A SURETY has been arrested for failing to secure the attendance of an accused person, Cosmas Njobvu, a member of the United Party for National Development (UPND), who is

jointly charged for unlawful drilling with his party vice-president for administration Geoffrey Mwamba.
Mwamba, 57, a businessman of Kabulonga and 19 others are charged with unlawful drilling.
When the case came up for mention before principal resident magistrate Mwaka Mikalile, two accused persons Natasha Hamusonde and Njobvu were not present.
She said Hamusonde was excused from attending court because she was asked to appeal on a different date but that a bench warrant was issued against Njobvu which was not retained.
Ms Mikalile asked Njobvu’s surety, Obey Habeenzu, to explain why he was not in court and told her that he was still at large and that he has failed to trace him.
Mr Habeenzu was ordered by the court to look for Njobvu within two weeks but has failed to do so for two months now.
She said Mr Habeenzu will have to pay K10,000 as part of the bail conditions or in default three months imprisonment.
Particulars of the offence are that Mwamba, on unknown dates but between February 13 and February 27, 2016 in Lusaka, jointly and whilst acting together with other persons unknown, without the permission from the President, did train or drill Sam Tembo, Elan Tembo, Cosmas Njobvu, Sofot Francis and Natasha Hamusonde to the use of arms or the practice of military exercises, movements or evolutions.

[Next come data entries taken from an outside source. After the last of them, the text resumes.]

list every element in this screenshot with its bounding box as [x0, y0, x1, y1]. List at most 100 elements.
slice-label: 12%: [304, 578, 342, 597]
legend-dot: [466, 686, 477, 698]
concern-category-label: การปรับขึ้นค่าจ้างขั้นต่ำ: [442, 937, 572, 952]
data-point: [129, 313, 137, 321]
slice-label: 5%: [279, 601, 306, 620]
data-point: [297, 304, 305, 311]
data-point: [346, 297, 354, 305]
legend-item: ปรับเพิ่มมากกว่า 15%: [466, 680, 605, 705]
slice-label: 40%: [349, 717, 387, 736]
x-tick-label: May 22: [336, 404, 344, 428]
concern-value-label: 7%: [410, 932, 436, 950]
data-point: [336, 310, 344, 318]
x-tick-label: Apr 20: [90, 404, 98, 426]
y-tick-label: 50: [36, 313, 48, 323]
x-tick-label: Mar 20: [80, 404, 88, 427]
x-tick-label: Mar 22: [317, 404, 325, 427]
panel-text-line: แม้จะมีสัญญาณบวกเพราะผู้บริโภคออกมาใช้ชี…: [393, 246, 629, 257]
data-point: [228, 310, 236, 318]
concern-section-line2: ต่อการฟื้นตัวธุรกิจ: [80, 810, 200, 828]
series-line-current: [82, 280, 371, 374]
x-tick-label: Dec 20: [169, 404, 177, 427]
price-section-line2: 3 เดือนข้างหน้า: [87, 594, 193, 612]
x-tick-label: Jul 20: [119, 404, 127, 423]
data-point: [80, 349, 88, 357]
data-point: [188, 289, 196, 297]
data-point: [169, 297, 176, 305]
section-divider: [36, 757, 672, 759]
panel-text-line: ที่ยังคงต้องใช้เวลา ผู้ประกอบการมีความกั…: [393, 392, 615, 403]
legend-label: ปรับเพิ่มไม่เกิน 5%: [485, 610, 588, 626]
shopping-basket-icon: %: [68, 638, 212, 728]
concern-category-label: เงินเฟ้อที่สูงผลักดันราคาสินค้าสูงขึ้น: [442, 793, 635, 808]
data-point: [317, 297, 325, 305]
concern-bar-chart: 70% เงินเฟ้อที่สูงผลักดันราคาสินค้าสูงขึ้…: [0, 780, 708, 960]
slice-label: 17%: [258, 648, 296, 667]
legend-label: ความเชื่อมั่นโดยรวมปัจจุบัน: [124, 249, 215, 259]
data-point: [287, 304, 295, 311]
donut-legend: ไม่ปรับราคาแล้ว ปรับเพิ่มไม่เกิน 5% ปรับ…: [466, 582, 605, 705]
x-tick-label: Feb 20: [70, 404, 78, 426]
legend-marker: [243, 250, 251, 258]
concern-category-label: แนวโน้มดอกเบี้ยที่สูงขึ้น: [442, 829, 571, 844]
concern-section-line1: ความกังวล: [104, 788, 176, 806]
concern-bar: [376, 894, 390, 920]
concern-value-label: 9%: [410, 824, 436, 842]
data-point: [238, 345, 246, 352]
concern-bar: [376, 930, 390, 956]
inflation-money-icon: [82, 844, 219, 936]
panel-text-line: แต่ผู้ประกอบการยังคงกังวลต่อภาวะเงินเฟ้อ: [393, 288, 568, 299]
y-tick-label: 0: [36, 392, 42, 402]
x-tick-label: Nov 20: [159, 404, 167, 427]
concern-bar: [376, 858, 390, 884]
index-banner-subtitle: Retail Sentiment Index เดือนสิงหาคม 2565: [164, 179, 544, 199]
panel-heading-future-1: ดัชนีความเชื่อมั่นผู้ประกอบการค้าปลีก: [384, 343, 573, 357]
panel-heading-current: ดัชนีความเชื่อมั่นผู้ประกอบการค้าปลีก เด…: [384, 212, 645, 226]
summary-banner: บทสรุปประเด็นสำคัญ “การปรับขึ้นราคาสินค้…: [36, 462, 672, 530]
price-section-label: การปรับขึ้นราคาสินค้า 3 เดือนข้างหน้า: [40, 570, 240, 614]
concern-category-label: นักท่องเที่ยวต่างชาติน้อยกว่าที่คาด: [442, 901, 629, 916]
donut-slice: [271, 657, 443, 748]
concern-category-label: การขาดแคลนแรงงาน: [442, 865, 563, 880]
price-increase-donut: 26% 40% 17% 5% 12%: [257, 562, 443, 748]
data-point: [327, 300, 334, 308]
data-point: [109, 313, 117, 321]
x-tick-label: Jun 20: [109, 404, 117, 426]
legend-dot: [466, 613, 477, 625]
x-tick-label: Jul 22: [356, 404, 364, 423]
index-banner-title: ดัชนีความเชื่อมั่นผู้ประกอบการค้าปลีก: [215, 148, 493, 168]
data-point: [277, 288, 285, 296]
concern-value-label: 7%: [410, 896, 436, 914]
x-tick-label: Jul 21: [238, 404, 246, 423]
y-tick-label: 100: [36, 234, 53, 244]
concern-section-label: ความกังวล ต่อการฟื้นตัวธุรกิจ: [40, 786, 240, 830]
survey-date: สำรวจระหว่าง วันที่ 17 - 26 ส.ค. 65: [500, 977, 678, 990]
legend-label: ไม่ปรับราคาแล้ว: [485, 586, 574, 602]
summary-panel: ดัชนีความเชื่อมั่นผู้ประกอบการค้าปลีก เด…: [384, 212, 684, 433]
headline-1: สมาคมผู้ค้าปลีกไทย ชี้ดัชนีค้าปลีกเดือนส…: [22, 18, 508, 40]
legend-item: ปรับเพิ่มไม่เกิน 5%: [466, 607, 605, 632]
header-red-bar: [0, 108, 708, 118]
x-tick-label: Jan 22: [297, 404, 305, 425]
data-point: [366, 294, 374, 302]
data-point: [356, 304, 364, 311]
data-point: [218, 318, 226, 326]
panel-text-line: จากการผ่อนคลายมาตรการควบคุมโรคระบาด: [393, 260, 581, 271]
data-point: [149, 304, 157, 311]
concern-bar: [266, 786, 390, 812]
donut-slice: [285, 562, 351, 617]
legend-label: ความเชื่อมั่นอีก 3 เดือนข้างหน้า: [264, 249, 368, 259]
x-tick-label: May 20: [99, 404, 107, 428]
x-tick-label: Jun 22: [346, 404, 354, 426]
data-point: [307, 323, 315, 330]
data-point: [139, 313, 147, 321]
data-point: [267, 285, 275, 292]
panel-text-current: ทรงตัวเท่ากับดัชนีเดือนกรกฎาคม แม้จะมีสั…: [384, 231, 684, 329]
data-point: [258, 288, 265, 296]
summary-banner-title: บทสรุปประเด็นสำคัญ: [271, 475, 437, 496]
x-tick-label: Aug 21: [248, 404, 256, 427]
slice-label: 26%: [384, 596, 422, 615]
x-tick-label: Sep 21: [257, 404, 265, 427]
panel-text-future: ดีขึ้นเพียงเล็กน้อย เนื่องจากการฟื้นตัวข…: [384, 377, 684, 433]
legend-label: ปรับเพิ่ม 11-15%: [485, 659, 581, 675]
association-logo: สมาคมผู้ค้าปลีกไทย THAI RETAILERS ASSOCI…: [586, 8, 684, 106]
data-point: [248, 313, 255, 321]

Others jointly charged with Mwamba in the first count are Clement Phiri, Conwell Simwika, Moses Chilufya, Justin Banda, Gift Kalunga, Chosha Mwanza, Henry Chilufya, Lovewell Mwansa, Edgar Kasokwe, Gerald Mtonga, Paul Daka, Philip Muyende, Michael Muvunda and Alex Mulenga.
In the second count, Sam Tembo and 18 others, jointly and whilst acting together with other persons unknown, did assemble on February 27, 2016, in Lusaka, without the permission of the President to be trained or drilled, to the use of arms or the practice of military exercise, movements or evolutions.